Crépuscule.
Cela faisait un moment que nous étions assis côte à côte sur ce banc.
Nous savions tous deux, nous le sentions, surtout moi d’ailleurs mais comment aurait-il pu en être autrement au vu du poids de sa présence qu’il nous faudrait briser le silence. Je m’y refusais obstinément. Je serrais poings et gencives et continuais, en espérant en trouver d’autres, à compter et recompter les mégots décolorés qui pourrissaient le gravier verdâtre.
- On continue comme cela ?
- J’ai tout mon temps, lui répondis-je, tout en sachant, le formulant, que ce ne serait probablement pas le cas.
- Le crois-tu vraiment ?
A vrai dire, je n’en savais fichtrement rien ou plutôt, j’en étais certain, ce n’en n’était pas le cas ! Sinon pourquoi, ici, maintenant avec moi ?
Je me voyais couché sur les lattes trempées du sang de mes prédécesseurs, le couperet affamé dansant avec fébrilité au bout de sa corde, quelques fractions de seconde au-dessus de ma nuque et j’usais de détours, à peine déguisés pour m’en éloigner...quelques secondes encore. Elle le savait.
- On continue comme cela ?
J’hésitai un instant mais elle me devança.
- Tu sais qui je suis n’est-ce pas ?
Et comme si accroché par quelques doigts tétanisés de douleur à un parapet, pendant désespérément au dessus du vide, je m’étais résigné à en accélérer l’issue, j’ouvris les mains et entamai la chute fatale.
- Oui.
- Bien me répondit-elle. Elle poursuivit.
- Puis-je te poser une question ?
- J’ai tout mon temps.
Elle sourit mais son sourire en dit long sur la naïveté de ma réponse. Alors que je m’apprêtais à me corriger, elle sourit encore m’enfonçant de la sorte encore plus profondément dans ma bêtise. Je me tus.
- Cela m’intrigue toujours de voir avec quelle passion, quelle détermination, vous, vous êtes obstinés à en gâcher la plus grande partie. Mensonges, mensonges encore, arrogance, tromperies, égoïsme, vanité…Quelle déploiement de subterfuges pour nuire et nuire encore. Vous nuire mutuellement…toujours et toujours plus. Vous vivez, disons, 80 ans et vous en passez 60 à échafauder vos plans de Réussite, de Richesse, de Ruines…
Elle changea de ton et accentua la première syllabe de ces mots en les appuyant d’un « R » guttural, germanique, oublié… qui me glaça le sang plus qu’un râle n’eut pu le faire et continua en se reprenant
- Mais bon, il n’est donné qu’aux papillons de ne gâcher aucune seconde de la leur. J’aime, le soleil couchant, le froid reprenant ses droits, les voir battre des ailes quelques dernières fois à la manière de ceux qui se noient. Car eux seuls n’en n’ont gâché aucune... de leur secondes de vie.

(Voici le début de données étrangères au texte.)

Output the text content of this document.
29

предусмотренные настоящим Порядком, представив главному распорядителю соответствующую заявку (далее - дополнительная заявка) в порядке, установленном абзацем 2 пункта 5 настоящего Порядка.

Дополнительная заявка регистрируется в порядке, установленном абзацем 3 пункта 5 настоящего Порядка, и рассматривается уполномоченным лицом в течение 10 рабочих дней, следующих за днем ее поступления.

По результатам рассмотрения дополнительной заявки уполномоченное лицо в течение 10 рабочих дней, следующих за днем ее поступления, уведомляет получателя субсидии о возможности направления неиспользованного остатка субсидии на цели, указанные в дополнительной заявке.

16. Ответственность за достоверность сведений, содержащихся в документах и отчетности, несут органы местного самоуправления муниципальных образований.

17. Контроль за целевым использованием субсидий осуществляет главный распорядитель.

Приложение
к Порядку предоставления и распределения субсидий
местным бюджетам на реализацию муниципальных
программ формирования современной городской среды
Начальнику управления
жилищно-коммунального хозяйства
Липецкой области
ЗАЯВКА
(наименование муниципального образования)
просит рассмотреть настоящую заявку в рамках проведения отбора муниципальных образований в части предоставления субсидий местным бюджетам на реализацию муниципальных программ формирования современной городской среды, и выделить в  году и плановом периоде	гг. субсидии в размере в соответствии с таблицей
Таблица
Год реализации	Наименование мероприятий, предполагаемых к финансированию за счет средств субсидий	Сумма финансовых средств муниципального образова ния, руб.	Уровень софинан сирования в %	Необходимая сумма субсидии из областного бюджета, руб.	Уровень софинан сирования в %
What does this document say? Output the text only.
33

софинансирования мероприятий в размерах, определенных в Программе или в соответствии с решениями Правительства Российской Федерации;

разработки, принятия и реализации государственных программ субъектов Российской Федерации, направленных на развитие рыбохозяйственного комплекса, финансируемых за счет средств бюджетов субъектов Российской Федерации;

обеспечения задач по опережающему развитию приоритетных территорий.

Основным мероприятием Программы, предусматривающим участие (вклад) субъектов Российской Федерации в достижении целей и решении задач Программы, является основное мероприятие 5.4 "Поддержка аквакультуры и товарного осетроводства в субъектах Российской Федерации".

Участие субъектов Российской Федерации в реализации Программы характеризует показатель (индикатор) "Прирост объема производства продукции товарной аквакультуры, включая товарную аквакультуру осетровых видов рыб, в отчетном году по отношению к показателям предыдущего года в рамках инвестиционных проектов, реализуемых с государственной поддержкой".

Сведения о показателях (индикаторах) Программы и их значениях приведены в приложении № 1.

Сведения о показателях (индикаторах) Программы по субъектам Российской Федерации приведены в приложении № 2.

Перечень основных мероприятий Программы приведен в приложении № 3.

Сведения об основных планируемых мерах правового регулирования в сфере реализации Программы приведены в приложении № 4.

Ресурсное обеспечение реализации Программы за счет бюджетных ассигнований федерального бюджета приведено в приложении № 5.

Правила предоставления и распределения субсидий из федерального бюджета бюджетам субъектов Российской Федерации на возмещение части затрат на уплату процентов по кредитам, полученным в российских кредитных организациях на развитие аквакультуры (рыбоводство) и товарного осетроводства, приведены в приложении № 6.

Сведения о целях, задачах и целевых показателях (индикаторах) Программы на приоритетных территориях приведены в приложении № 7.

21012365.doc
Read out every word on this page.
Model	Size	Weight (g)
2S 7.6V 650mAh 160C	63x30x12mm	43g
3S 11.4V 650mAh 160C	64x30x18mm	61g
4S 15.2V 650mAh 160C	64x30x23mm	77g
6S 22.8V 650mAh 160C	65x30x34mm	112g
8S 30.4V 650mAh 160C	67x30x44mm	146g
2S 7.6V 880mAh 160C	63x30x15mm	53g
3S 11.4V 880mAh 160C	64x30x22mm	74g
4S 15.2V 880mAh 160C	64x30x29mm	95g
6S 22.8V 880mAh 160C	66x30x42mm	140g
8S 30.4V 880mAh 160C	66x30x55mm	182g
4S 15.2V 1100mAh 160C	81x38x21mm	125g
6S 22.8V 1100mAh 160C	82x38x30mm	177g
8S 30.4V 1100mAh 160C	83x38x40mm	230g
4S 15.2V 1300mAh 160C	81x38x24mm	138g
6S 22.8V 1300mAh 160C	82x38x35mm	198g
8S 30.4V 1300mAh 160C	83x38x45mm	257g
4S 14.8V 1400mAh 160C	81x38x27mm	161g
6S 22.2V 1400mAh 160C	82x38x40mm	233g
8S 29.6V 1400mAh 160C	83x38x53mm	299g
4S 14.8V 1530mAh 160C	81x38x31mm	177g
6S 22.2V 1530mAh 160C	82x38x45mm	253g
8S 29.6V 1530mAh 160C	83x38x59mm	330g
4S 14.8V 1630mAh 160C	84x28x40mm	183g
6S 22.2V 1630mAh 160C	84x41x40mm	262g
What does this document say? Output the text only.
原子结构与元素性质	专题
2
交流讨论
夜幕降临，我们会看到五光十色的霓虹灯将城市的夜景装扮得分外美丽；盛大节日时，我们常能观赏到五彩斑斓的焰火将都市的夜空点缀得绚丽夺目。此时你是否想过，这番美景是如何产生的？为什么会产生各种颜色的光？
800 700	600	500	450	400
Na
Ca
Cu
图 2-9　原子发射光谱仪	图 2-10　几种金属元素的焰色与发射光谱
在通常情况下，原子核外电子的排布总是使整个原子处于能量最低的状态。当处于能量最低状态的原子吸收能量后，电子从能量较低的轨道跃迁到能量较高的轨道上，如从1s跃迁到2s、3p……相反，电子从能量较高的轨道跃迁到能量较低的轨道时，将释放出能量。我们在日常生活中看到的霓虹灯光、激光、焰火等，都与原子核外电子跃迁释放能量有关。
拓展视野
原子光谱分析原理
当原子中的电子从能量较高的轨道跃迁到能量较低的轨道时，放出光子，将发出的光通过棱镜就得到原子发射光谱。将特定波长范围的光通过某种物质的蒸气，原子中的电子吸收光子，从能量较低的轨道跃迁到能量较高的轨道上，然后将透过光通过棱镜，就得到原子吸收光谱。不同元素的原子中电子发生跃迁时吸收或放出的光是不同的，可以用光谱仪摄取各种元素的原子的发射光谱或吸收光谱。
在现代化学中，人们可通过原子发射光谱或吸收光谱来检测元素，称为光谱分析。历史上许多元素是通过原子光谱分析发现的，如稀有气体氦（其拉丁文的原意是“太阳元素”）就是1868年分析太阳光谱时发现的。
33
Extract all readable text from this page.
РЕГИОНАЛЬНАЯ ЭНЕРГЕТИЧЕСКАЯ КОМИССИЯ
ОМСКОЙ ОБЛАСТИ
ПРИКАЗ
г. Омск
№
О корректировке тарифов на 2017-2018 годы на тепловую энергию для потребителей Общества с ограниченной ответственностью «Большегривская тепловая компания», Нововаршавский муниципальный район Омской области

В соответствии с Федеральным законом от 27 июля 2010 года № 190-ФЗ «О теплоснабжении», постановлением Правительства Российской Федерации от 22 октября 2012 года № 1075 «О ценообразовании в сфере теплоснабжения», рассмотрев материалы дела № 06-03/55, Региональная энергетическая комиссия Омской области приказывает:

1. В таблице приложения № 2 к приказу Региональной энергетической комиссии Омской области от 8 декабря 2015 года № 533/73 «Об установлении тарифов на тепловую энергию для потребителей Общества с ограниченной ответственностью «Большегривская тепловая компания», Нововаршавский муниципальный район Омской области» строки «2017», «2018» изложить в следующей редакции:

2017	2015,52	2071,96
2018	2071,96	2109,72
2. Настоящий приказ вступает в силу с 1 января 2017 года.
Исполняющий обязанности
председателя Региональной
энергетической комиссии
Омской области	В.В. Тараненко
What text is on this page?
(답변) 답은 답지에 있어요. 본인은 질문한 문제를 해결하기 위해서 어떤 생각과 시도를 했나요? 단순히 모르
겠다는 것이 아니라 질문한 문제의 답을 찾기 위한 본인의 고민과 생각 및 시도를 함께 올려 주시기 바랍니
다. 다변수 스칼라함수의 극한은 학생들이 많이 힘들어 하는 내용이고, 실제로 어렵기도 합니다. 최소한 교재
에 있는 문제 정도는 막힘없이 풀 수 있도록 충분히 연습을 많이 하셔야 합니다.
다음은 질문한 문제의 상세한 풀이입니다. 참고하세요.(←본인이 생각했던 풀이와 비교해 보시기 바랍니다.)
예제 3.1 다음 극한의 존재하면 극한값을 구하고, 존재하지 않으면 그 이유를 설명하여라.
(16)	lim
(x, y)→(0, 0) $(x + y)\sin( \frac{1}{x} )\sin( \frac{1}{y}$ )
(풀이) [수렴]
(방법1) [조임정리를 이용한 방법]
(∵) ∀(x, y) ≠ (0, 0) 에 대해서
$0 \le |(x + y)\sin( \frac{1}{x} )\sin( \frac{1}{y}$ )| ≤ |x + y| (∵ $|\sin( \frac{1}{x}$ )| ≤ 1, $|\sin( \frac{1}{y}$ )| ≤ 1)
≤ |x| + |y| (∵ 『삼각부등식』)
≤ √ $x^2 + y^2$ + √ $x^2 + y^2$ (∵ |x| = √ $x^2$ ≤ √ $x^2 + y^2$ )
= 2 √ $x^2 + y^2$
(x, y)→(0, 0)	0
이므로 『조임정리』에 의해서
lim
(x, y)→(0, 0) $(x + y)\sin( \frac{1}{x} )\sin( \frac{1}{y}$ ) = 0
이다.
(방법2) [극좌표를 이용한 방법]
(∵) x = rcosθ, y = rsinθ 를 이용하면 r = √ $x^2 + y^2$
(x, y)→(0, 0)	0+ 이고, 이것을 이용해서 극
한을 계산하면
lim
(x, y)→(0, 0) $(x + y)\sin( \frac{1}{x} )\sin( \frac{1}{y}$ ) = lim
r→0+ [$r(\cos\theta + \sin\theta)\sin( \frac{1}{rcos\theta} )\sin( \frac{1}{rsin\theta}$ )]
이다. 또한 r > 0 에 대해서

- C’est donc cela le grand mystère…
- Quel grand mystère me dit-elle ?
- La fin, la mort. Une silhouette sur un banc, une voix et des reproches pour l’éternité. Aucune réponse ? Juste des reproches ? Dans ce cas, allons-y !
Elle sembla décontenancée et voulant me montrer son omnipotence, continua.
- Pour toi, je ferai une exception. Fini pour fini, régale-toi. Je t’offre deux questions et leur réponse.
- Tu es la pire des choses qui me sera arrivée, garde-les tes questions, allons-y !
Elle s’emporta.
- Non, c’est la loi, c’est comme cela, ceux à qui je m’adresse avant leur trépas ont droit à deux questions sinon…
- Sinon quoi ?
- Tu verras mais moi, indéfectiblement, je serai là demain, le jour d’après et celui d’après encore et ce jusqu’à la fin des temps. Peux-tu en dire autant ?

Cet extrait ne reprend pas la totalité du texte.